- The Washington Times - Tuesday, May 23, 2023

Former Secretary of State Hillary Clinton said it is fair for voters to ask questions about President Biden’s age in the 2024 election.

If he wins reelection, Mr. Biden will be 82 years old when he takes the oath of office.

Mrs. Clinon said the president’s age, however, is far less concerning than the prospect of former President Donald Trump winning back The White House.

Speaking at the Financial Times Weekend festival in Washington, Mrs. Clinton, the 2016 Democratic presidential nominee who lost to Mr. Trump, was asked about Mr. Biden’s recent stumble on a flight of stairs in Japan.

“We’ve had presidents who have fallen before who were a lot younger and people didn’t go into heart palpations, but his age is an issue and people have every right to consider it,” she said. 

“But you know he has this great saying, and I think he is right, don’t judge him by running against the Almighty but against the alternative, and I am of the camp that I think he is determined to run, he has a good record that three years ago people would not have predicted would have gotten done,” Mrs. Clinton said. “He doesn’t get the credit yet he deserves for what is happening out in the country in terms of jobs and growth and planning for the future.”

An ABC News/Washington Post poll released this month found 68% of Americans say he is too old to be president.

Mr. Biden has tried to spin his age into a positive, saying he has “acquired a hell of a lot of wisdom” over his life.

“I know more than the vast majority of people,” Mr. Biden said in a recent interview on MSNBC. “I’m more experienced than anybody who has ever run for the office and I think I’ve proven myself to be honorable as well as also effective.”

Mrs. Clinton, meanwhile, warned a Trump victory would be “disastrous” for the nation.

“If Trump wins, which I do not believe will happen … it would be the end of democracy in the United States. It would be the end of Ukraine,” said Mrs. Clinton, who was first lady and then a U.S. senator from New York before serving as secretary of state in the Obama administration.

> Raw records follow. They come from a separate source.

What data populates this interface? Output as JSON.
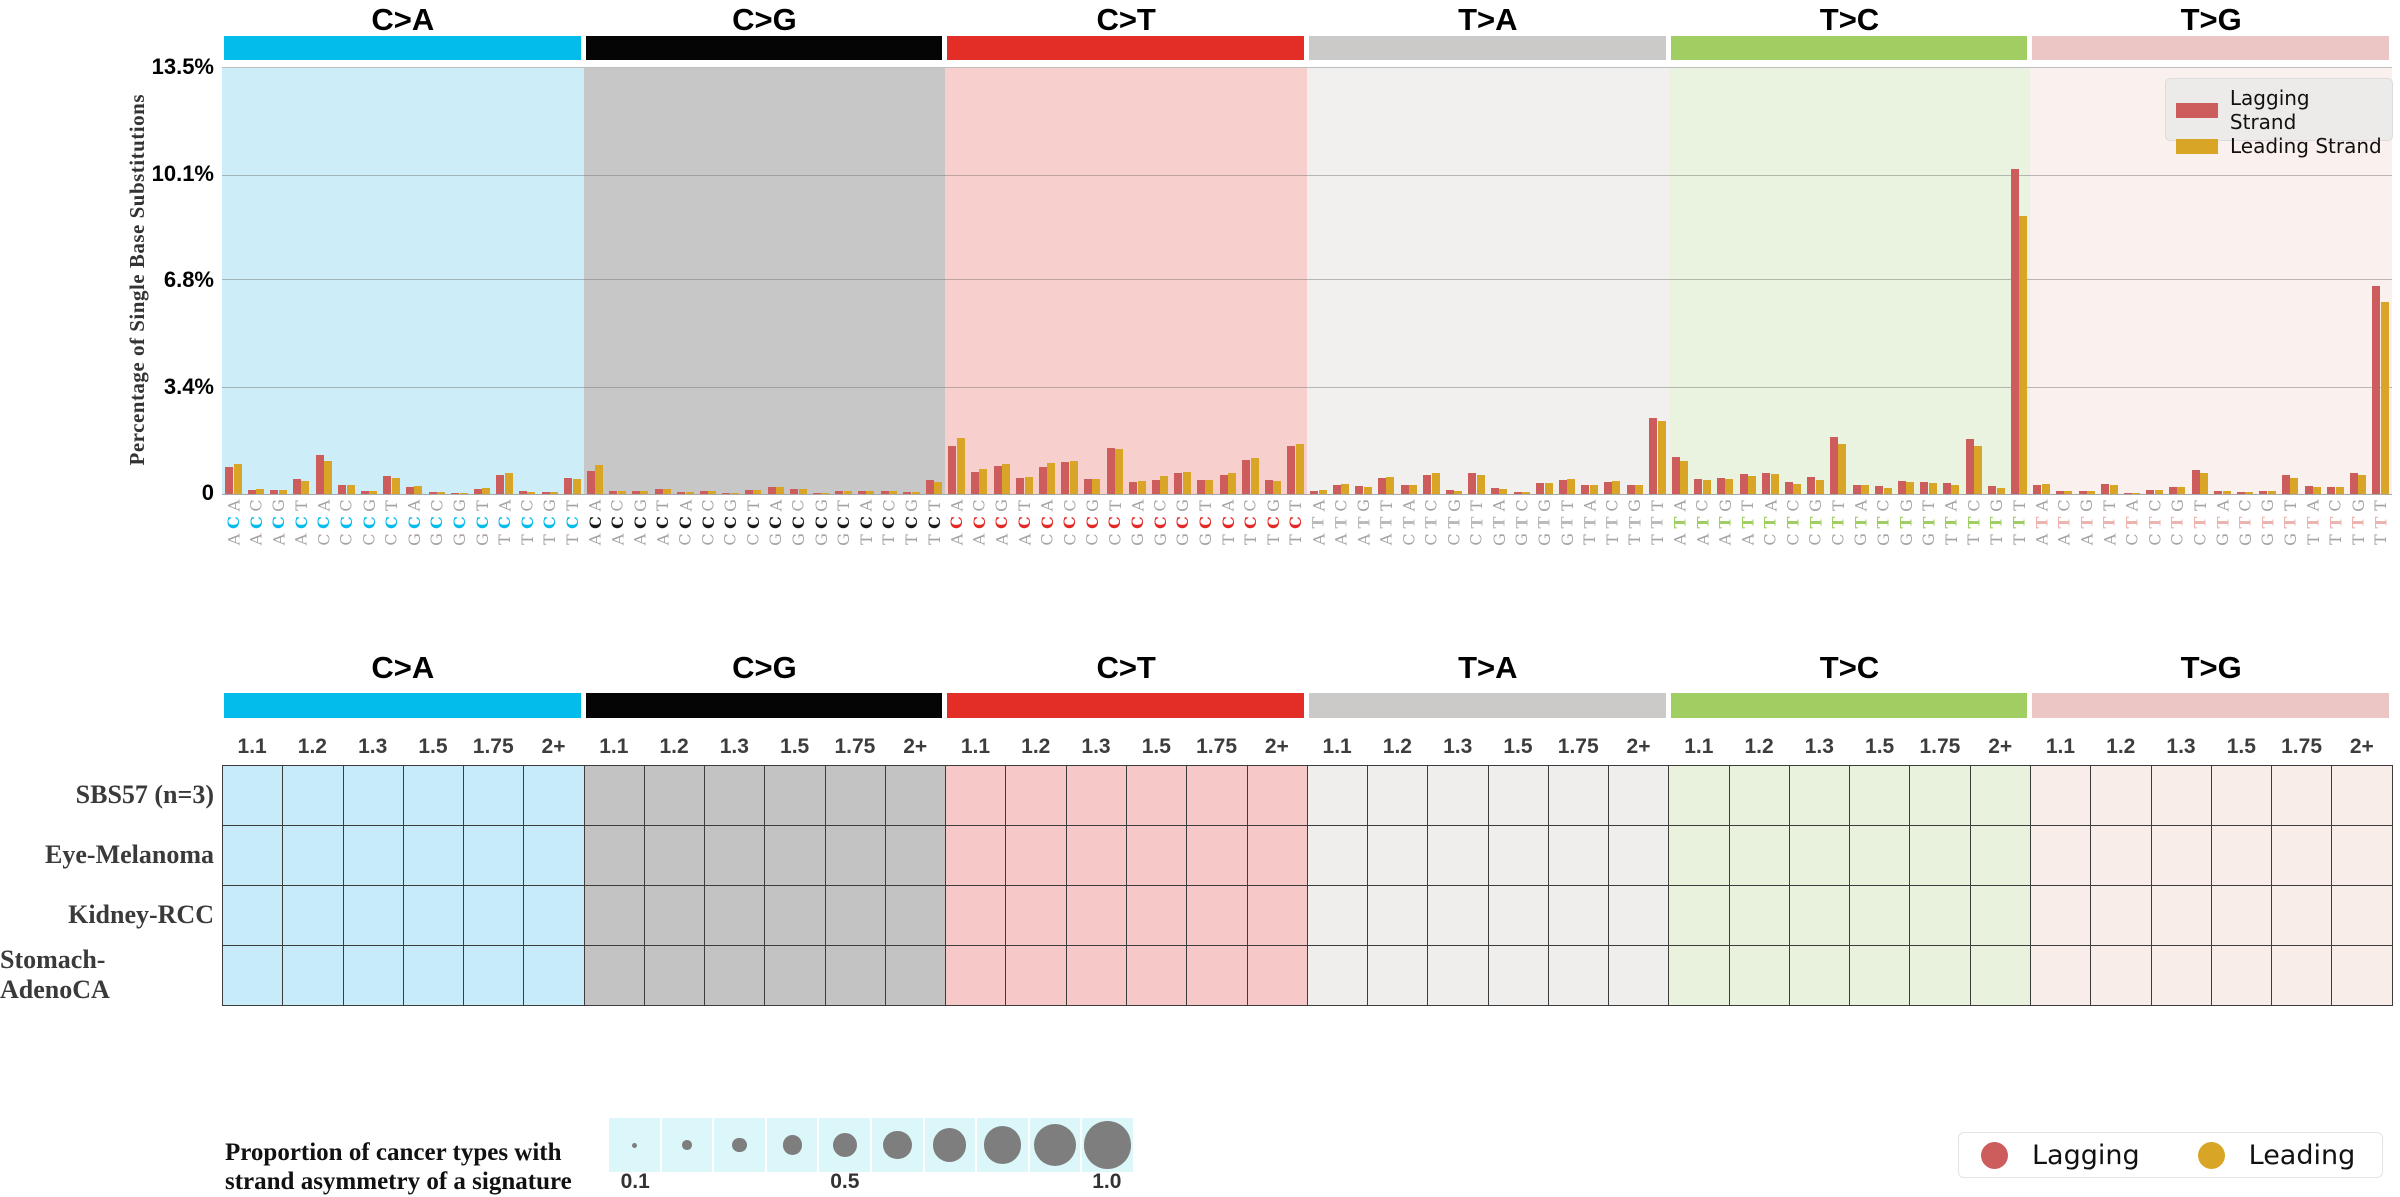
{
  "top_chart": {
    "signature_label": "SBS57",
    "y_axis_title": "Percentage of Single Base Substitutions",
    "y_ticks": [
      "13.5%",
      "10.1%",
      "6.8%",
      "3.4%",
      "0"
    ],
    "legend": {
      "lagging": "Lagging Strand",
      "leading": "Leading Strand"
    }
  },
  "chart_data": {
    "type": "bar",
    "title": "SBS57",
    "ylabel": "Percentage of Single Base Substitutions",
    "ylim": [
      0,
      13.5
    ],
    "ytick_values": [
      0,
      3.4,
      6.8,
      10.1,
      13.5
    ],
    "series_names": [
      "Lagging Strand",
      "Leading Strand"
    ],
    "sections": [
      {
        "label": "C>A",
        "bar_color": "#04BCEC",
        "plot_bg": "#CDEDF8",
        "cell_bg": "#C7EBF8",
        "mid_color": "#04BCEC",
        "contexts": [
          "ACA",
          "ACC",
          "ACG",
          "ACT",
          "CCA",
          "CCC",
          "CCG",
          "CCT",
          "GCA",
          "GCC",
          "GCG",
          "GCT",
          "TCA",
          "TCC",
          "TCG",
          "TCT"
        ],
        "lagging": [
          0.85,
          0.14,
          0.12,
          0.48,
          1.25,
          0.3,
          0.11,
          0.57,
          0.23,
          0.07,
          0.03,
          0.17,
          0.6,
          0.09,
          0.05,
          0.52
        ],
        "leading": [
          0.95,
          0.16,
          0.12,
          0.42,
          1.05,
          0.28,
          0.09,
          0.5,
          0.25,
          0.07,
          0.03,
          0.19,
          0.67,
          0.07,
          0.05,
          0.47
        ]
      },
      {
        "label": "C>G",
        "bar_color": "#050505",
        "plot_bg": "#C7C7C7",
        "cell_bg": "#C3C3C3",
        "mid_color": "#1a1a1a",
        "contexts": [
          "ACA",
          "ACC",
          "ACG",
          "ACT",
          "CCA",
          "CCC",
          "CCG",
          "CCT",
          "GCA",
          "GCC",
          "GCG",
          "GCT",
          "TCA",
          "TCC",
          "TCG",
          "TCT"
        ],
        "lagging": [
          0.72,
          0.1,
          0.1,
          0.17,
          0.06,
          0.1,
          0.04,
          0.14,
          0.21,
          0.17,
          0.04,
          0.1,
          0.1,
          0.11,
          0.06,
          0.43
        ],
        "leading": [
          0.92,
          0.1,
          0.1,
          0.17,
          0.06,
          0.1,
          0.04,
          0.14,
          0.21,
          0.17,
          0.04,
          0.1,
          0.1,
          0.11,
          0.06,
          0.38
        ]
      },
      {
        "label": "C>T",
        "bar_color": "#E22E26",
        "plot_bg": "#F7CFCC",
        "cell_bg": "#F6C8C7",
        "mid_color": "#E32926",
        "contexts": [
          "ACA",
          "ACC",
          "ACG",
          "ACT",
          "CCA",
          "CCC",
          "CCG",
          "CCT",
          "GCA",
          "GCC",
          "GCG",
          "GCT",
          "TCA",
          "TCC",
          "TCG",
          "TCT"
        ],
        "lagging": [
          1.52,
          0.71,
          0.9,
          0.52,
          0.87,
          1.03,
          0.48,
          1.47,
          0.38,
          0.46,
          0.67,
          0.44,
          0.6,
          1.09,
          0.46,
          1.52
        ],
        "leading": [
          1.76,
          0.78,
          0.95,
          0.54,
          0.98,
          1.06,
          0.49,
          1.43,
          0.41,
          0.57,
          0.71,
          0.46,
          0.67,
          1.14,
          0.42,
          1.59
        ]
      },
      {
        "label": "T>A",
        "bar_color": "#CCCAC9",
        "plot_bg": "#F1F0EF",
        "cell_bg": "#EFEEED",
        "mid_color": "#BDBBBA",
        "contexts": [
          "ATA",
          "ATC",
          "ATG",
          "ATT",
          "CTA",
          "CTC",
          "CTG",
          "CTT",
          "GTA",
          "GTC",
          "GTG",
          "GTT",
          "TTA",
          "TTC",
          "TTG",
          "TTT"
        ],
        "lagging": [
          0.11,
          0.3,
          0.24,
          0.52,
          0.28,
          0.6,
          0.13,
          0.66,
          0.19,
          0.06,
          0.35,
          0.46,
          0.3,
          0.38,
          0.28,
          2.4
        ],
        "leading": [
          0.13,
          0.32,
          0.22,
          0.54,
          0.28,
          0.67,
          0.11,
          0.6,
          0.16,
          0.06,
          0.35,
          0.49,
          0.3,
          0.42,
          0.28,
          2.3
        ]
      },
      {
        "label": "T>C",
        "bar_color": "#A1CE63",
        "plot_bg": "#EAF3DF",
        "cell_bg": "#E8F2DC",
        "mid_color": "#A1CE63",
        "contexts": [
          "ATA",
          "ATC",
          "ATG",
          "ATT",
          "CTA",
          "CTC",
          "CTG",
          "CTT",
          "GTA",
          "GTC",
          "GTG",
          "GTT",
          "TTA",
          "TTC",
          "TTG",
          "TTT"
        ],
        "lagging": [
          1.18,
          0.49,
          0.52,
          0.63,
          0.67,
          0.38,
          0.54,
          1.8,
          0.3,
          0.24,
          0.42,
          0.38,
          0.35,
          1.75,
          0.24,
          10.3
        ],
        "leading": [
          1.05,
          0.44,
          0.49,
          0.57,
          0.63,
          0.32,
          0.46,
          1.58,
          0.28,
          0.2,
          0.38,
          0.36,
          0.3,
          1.52,
          0.2,
          8.8
        ]
      },
      {
        "label": "T>G",
        "bar_color": "#EBC6C4",
        "plot_bg": "#FAF0ED",
        "cell_bg": "#F9EDEA",
        "mid_color": "#EBB4B1",
        "contexts": [
          "ATA",
          "ATC",
          "ATG",
          "ATT",
          "CTA",
          "CTC",
          "CTG",
          "CTT",
          "GTA",
          "GTC",
          "GTG",
          "GTT",
          "TTA",
          "TTC",
          "TTG",
          "TTT"
        ],
        "lagging": [
          0.28,
          0.09,
          0.09,
          0.32,
          0.03,
          0.13,
          0.22,
          0.76,
          0.09,
          0.06,
          0.09,
          0.6,
          0.24,
          0.22,
          0.67,
          6.6
        ],
        "leading": [
          0.32,
          0.09,
          0.09,
          0.28,
          0.03,
          0.13,
          0.22,
          0.67,
          0.09,
          0.06,
          0.09,
          0.52,
          0.22,
          0.22,
          0.6,
          6.1
        ]
      }
    ]
  },
  "bottom_panel": {
    "bins": [
      "1.1",
      "1.2",
      "1.3",
      "1.5",
      "1.75",
      "2+"
    ],
    "rows": [
      "SBS57 (n=3)",
      "Eye-Melanoma",
      "Kidney-RCC",
      "Stomach-AdenoCA"
    ]
  },
  "bubble_legend": {
    "line1": "Proportion of cancer types with",
    "line2": "strand asymmetry of a signature",
    "values": [
      0.1,
      0.2,
      0.3,
      0.4,
      0.5,
      0.6,
      0.7,
      0.8,
      0.9,
      1.0
    ],
    "tick_labels": [
      "0.1",
      "0.5",
      "1.0"
    ],
    "tick_positions": [
      0,
      4,
      9
    ]
  },
  "strand_legend": {
    "lagging": "Lagging",
    "leading": "Leading"
  },
  "colors": {
    "lagging": "#CD5C5C",
    "leading": "#D9A527",
    "outer_letter": "#A6A3A2",
    "bubble_fill": "#7E7E7E",
    "bubble_bg": "#DCF7FA"
  }
}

Mrs. Clinton predicted that Mr. Trump would pull the U.S. out of NATO. She said it is mind-blogging people that would want to reelect him.

“Any sensible person who looks at this former president and says, ‘Oh let’s do this again,’ needs an intervention because he has only gotten worse,” she said.

Mr. Trump shocked the political establishment in 2016 when he defeated Mrs. Clinton in the presidential race. 

Mrs. Clinton faced immense blowback weeks before the election after she described half of Mr. Trump’s supporters as a “basket of deplorables.”